Massive Kritik an Laschets Umwelt-Äußerungen

19.11.2019 Nach der umfangreichen gestrigen 7,5-stündigen Abseilaktion bei Burgsteinfurt vor dem aktuellen Uranmüllzug mit 600 t abgereichertem Uranhexafluorid (UF6) von der Urananreicherungsanlage Gronau zur Entsorgung in Russland, konnten AtomkraftgegnerInnen den weiteren Verlauf der Fahrt durch NRW recherchieren: Der Uranmüllzug erreichte gestern Abend gegen 20.15 Uhr den Hammer Güterbahnhof, wo er fast die gesamte Nacht abgestellt wurde.

Erst gegen 5 Uhr heute morgen nahm der Uranmüllzug wieder seine Fahrt auf und fuhr nach diversen Beobachtungen über die Bahnstrecke Unna-Hagen-Wuppertal-Düsseldorf nach Duisburg-Rheinhausen, wo er gegen 7.20 Uhr gesichtet wurde. Nach Fahrt durch Mönchengladbach verließ der Uranzug gegen 9.20 Uhr bei Venlo NRW. Von Venlo sind die drei möglichen Verladehäfen Amsterdam, Rotterdam und auch Antwerpen fahrtechnisch leicht zu erreichen. Damit steht nun fest, dass der Atomzug in NRW mitten durch die dichtbesiedelsten Städte des Landes gefahren ist, größtenteils ohne polizeiliche Sicherung. Das Uran soll später per Schiff nach St. Petersburg in Russland zur Verbringung zur Atomanlagen Novouralsk bei Jekaterinburg transportiert werden.

Gestern gab es zudem eine weitere Abseilaktion über der Bahnstrecke in Gronau sowie Mahnwachen in Gronau, Münster, Drensteinfurt, Hamm und Enschede.

"Wir freuen uns sehr über die solidarischen Proteste in Deutschland gegen die Uranmülltransporte von Gronau nach Russland.

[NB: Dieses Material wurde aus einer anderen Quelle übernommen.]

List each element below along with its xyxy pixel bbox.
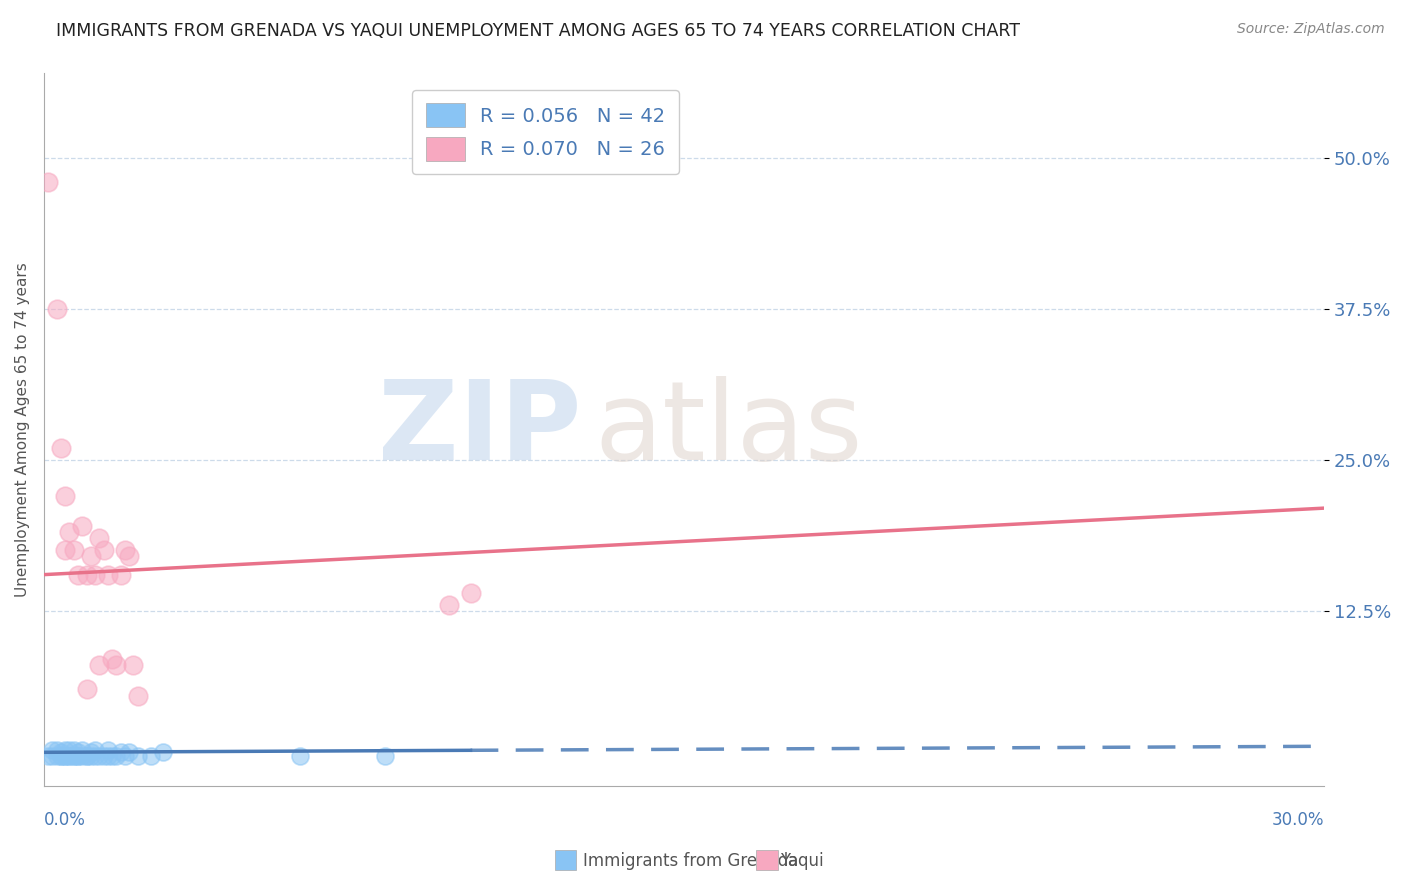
Point	[62, 748, 84, 763]
Text: 30.0%: 30.0%	[1271, 812, 1324, 830]
Point	[374, 748, 396, 763]
Point	[66, 745, 89, 759]
Point	[45, 743, 67, 757]
Point	[66, 567, 89, 582]
Point	[45, 301, 67, 316]
Point	[41, 748, 63, 763]
Point	[84, 743, 107, 757]
Legend: R = 0.056   N = 42, R = 0.070   N = 26: R = 0.056 N = 42, R = 0.070 N = 26	[412, 90, 679, 174]
Point	[114, 543, 136, 558]
Text: Source: ZipAtlas.com: Source: ZipAtlas.com	[1237, 22, 1385, 37]
Point	[53, 489, 76, 503]
Point	[80, 748, 103, 763]
Y-axis label: Unemployment Among Ages 65 to 74 years: Unemployment Among Ages 65 to 74 years	[15, 262, 30, 597]
Point	[53, 748, 76, 763]
Point	[288, 748, 311, 763]
Point	[58, 525, 80, 540]
Point	[45, 748, 67, 763]
Text: IMMIGRANTS FROM GRENADA VS YAQUI UNEMPLOYMENT AMONG AGES 65 TO 74 YEARS CORRELAT: IMMIGRANTS FROM GRENADA VS YAQUI UNEMPLO…	[56, 22, 1021, 40]
Point	[93, 543, 115, 558]
Point	[49, 748, 72, 763]
Point	[105, 748, 128, 763]
Point	[118, 745, 141, 759]
Point	[76, 748, 98, 763]
Point	[122, 658, 145, 673]
Point	[93, 748, 115, 763]
Point	[110, 567, 132, 582]
Point	[114, 748, 136, 763]
Point	[62, 743, 84, 757]
Point	[84, 567, 107, 582]
Point	[152, 745, 174, 759]
Point	[97, 567, 120, 582]
Text: Yaqui: Yaqui	[780, 852, 824, 870]
Point	[58, 743, 80, 757]
Point	[127, 748, 149, 763]
Point	[76, 682, 98, 697]
Point	[41, 743, 63, 757]
Point	[66, 748, 89, 763]
Point	[53, 543, 76, 558]
Point	[72, 748, 94, 763]
Point	[37, 175, 59, 189]
Point	[62, 748, 84, 763]
Point	[49, 745, 72, 759]
Point	[97, 743, 120, 757]
Point	[139, 748, 162, 763]
Point	[439, 598, 461, 612]
Point	[37, 748, 59, 763]
Point	[49, 441, 72, 455]
Point	[49, 748, 72, 763]
Point	[89, 532, 111, 546]
Point	[53, 748, 76, 763]
Point	[58, 748, 80, 763]
Point	[101, 652, 124, 666]
Text: atlas: atlas	[595, 376, 863, 483]
Point	[58, 748, 80, 763]
Point	[101, 748, 124, 763]
Point	[118, 549, 141, 564]
Point	[89, 748, 111, 763]
Text: Immigrants from Grenada: Immigrants from Grenada	[583, 852, 799, 870]
Point	[460, 586, 482, 600]
Text: 0.0%: 0.0%	[44, 812, 86, 830]
Text: ZIP: ZIP	[378, 376, 582, 483]
Point	[89, 658, 111, 673]
Point	[76, 748, 98, 763]
Point	[72, 743, 94, 757]
Point	[53, 743, 76, 757]
Point	[97, 748, 120, 763]
Point	[62, 543, 84, 558]
Point	[127, 689, 149, 703]
Point	[66, 748, 89, 763]
Point	[80, 549, 103, 564]
Point	[72, 519, 94, 533]
Point	[76, 567, 98, 582]
Point	[80, 745, 103, 759]
Point	[84, 748, 107, 763]
Point	[105, 658, 128, 673]
Point	[110, 745, 132, 759]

Wir fordern nun von der Betreiberfirma Urenco, von den deutschen Anteilseignern RWE und EON sowie von der Bundesregierung die sofortige Einstellung dieser verantwortungslosen Uranmüllexporte. Das Gronauer Uran stellt eine massive Gefährdung auch für die Umwelt in Russland dar," kritisierte Vladimir Slivyak, Ko-Vorsitzender von Ecodefense.

Unterdessen kritisieren die Anti-Atomkraft-Initiativen im Münsterland scharf die Äußerungen von NRW-Ministerpräsident Armin Laschet, der gestern ausgerechnet die Umweltbewegung für die hohen CO2-Emissionen in Deutschland mitverantwortlich gemacht hat und implizit Laufzeitverlängerungen für Atomanlagen forderte.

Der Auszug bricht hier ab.